Def. $1$-randomness [Def. 6.1.1 in Downey & Hirschfeldt] An (infinite) string $w$ is $1$-random if there exists some $c \in \mathbb{N}$ s.t. for all $n \in \mathbb{N}$ it holds that $\operatorname{K}(w_1,...w_n) \geq n-c$ where $\operatorname{K}$ is the (prefix-free) Kolmogorov complexity relative to some universal Turing machine. Let $R_{\exists c} := \{x | x \text{ is 1-random}\}$ be the set of 1-random strings.
Corollary 6.2.6 in [Downey & Hirschfeldt] says that the uniform measure $\mu(R_{\exists c})$ is $1$.

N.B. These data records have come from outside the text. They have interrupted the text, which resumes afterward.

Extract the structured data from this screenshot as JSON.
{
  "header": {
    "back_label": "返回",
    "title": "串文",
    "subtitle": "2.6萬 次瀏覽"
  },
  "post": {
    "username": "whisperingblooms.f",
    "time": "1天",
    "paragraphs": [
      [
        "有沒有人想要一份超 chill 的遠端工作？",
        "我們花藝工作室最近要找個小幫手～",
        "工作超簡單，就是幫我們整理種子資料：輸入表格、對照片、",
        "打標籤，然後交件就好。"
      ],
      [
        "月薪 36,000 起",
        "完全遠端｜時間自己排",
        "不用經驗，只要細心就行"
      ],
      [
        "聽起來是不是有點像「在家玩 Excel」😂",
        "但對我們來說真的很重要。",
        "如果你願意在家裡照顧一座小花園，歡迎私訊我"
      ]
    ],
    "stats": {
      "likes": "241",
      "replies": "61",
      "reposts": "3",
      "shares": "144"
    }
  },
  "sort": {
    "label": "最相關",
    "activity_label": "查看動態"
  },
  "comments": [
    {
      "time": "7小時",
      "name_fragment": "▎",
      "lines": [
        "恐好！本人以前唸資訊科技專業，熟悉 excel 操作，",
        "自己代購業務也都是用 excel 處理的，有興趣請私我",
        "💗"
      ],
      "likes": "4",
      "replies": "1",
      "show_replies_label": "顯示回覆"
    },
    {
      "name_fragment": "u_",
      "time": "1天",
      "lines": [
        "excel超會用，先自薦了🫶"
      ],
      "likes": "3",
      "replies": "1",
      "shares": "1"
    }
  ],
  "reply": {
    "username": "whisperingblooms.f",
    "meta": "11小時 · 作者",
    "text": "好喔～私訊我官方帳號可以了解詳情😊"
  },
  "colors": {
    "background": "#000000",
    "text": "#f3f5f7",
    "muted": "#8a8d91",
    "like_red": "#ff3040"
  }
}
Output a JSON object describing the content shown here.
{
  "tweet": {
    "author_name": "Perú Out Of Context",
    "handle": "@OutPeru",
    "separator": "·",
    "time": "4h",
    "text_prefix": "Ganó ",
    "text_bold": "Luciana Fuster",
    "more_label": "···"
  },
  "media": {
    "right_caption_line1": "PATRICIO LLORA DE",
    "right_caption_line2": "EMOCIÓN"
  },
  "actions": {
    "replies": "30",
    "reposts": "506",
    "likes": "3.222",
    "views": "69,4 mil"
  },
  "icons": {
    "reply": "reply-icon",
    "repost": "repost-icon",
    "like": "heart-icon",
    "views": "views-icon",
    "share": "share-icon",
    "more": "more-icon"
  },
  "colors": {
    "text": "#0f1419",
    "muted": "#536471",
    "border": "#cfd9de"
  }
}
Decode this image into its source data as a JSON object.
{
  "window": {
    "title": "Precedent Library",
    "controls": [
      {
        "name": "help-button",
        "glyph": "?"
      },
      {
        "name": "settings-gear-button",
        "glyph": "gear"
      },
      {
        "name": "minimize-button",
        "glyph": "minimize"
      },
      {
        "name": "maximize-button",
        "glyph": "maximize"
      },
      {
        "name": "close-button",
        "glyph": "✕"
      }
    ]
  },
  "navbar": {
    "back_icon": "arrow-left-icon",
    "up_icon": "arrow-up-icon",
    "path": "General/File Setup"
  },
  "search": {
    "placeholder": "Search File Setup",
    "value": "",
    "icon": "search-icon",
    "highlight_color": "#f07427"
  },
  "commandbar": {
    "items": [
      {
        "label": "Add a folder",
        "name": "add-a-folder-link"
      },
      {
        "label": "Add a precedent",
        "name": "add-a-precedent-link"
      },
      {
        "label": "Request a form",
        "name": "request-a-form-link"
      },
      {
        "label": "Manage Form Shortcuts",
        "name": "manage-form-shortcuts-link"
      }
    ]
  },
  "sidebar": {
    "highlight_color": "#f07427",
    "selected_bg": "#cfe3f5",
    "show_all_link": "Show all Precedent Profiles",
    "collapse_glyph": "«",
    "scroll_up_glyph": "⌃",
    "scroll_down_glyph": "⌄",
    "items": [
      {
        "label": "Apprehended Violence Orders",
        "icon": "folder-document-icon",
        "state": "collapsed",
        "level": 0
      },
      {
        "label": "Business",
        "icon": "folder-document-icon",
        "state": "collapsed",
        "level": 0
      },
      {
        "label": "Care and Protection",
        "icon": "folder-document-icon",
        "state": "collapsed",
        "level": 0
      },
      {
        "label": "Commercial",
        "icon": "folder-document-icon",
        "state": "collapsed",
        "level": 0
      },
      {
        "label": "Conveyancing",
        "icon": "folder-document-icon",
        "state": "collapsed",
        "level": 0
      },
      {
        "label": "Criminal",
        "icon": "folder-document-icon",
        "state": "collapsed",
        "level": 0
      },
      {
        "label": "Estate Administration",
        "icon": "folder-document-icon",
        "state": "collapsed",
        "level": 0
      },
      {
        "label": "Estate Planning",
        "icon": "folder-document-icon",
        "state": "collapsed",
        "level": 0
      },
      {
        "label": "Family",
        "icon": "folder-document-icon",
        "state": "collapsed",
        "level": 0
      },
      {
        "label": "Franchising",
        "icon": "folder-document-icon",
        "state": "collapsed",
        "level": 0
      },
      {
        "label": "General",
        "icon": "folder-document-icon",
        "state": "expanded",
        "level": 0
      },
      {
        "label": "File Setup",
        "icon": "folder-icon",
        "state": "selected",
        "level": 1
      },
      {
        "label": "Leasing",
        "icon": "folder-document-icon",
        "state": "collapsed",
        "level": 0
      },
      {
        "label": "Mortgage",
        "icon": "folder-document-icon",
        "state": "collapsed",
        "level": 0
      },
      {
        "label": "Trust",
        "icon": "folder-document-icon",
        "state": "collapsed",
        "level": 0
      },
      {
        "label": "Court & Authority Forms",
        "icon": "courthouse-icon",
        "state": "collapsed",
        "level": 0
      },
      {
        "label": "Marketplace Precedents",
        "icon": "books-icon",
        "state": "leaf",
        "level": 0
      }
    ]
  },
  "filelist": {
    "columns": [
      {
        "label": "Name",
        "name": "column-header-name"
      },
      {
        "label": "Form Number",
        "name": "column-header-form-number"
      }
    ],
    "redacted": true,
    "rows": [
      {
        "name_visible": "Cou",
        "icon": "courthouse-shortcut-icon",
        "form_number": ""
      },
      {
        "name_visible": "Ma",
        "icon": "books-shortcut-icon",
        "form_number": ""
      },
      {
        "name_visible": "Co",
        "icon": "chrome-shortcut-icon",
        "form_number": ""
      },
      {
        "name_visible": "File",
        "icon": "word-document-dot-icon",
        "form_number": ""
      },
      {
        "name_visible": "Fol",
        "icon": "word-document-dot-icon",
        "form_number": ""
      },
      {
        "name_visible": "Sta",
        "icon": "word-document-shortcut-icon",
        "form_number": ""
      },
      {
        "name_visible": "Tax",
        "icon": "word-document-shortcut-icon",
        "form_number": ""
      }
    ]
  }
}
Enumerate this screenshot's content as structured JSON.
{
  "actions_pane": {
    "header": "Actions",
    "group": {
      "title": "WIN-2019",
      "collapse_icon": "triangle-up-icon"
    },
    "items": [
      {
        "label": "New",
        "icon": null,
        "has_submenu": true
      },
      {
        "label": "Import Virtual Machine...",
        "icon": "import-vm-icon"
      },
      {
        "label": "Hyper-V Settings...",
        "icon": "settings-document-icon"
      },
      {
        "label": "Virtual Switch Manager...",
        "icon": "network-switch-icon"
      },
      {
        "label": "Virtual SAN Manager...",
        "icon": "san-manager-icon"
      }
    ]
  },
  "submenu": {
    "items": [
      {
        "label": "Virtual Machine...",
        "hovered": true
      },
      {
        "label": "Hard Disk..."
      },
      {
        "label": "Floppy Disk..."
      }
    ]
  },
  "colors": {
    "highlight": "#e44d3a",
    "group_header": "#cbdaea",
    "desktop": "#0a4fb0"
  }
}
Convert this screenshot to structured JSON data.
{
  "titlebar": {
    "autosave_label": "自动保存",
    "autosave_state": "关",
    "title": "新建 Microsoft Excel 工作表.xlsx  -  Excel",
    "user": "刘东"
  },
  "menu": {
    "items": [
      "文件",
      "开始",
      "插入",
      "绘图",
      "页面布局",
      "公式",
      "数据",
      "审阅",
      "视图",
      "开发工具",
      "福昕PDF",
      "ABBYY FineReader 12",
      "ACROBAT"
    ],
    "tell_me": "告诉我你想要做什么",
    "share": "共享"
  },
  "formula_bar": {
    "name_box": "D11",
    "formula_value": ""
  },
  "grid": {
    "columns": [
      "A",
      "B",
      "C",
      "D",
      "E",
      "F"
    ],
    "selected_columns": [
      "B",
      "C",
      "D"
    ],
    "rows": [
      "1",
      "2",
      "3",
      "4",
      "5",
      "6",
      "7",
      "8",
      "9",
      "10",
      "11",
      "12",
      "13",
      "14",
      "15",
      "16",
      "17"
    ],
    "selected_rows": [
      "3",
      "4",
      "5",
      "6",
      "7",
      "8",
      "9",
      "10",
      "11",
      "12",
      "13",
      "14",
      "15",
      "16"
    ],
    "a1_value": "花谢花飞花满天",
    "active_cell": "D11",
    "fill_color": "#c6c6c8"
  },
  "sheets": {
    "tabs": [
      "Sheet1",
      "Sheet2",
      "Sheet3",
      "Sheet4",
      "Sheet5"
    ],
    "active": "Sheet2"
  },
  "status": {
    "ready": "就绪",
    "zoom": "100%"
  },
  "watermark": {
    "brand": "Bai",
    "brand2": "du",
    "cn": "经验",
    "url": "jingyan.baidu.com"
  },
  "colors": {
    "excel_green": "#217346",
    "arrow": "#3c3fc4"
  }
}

If we change the definition of $1$-randomness to have universal $c=0$ (w.l.o.g.) with the set $R_0$, then it seems that $\mu(R_0) < 1$. For some $n_0 \in \mathbb{N}$ the prefix $0^{n_0}$ has complexity $\operatorname{K}(0^{n_0}) < n_0$, thus each string with prefix $0^{n_0}$ is not in $R_0$. Hence $\mu(R_0) \leq 1-2^{-n_0}$.
Is the uniform measure $\mu(R_0)$ of $1$-random strings with universal $c$ (e.g. $c=0$) equal to $0$ or greater than $0$?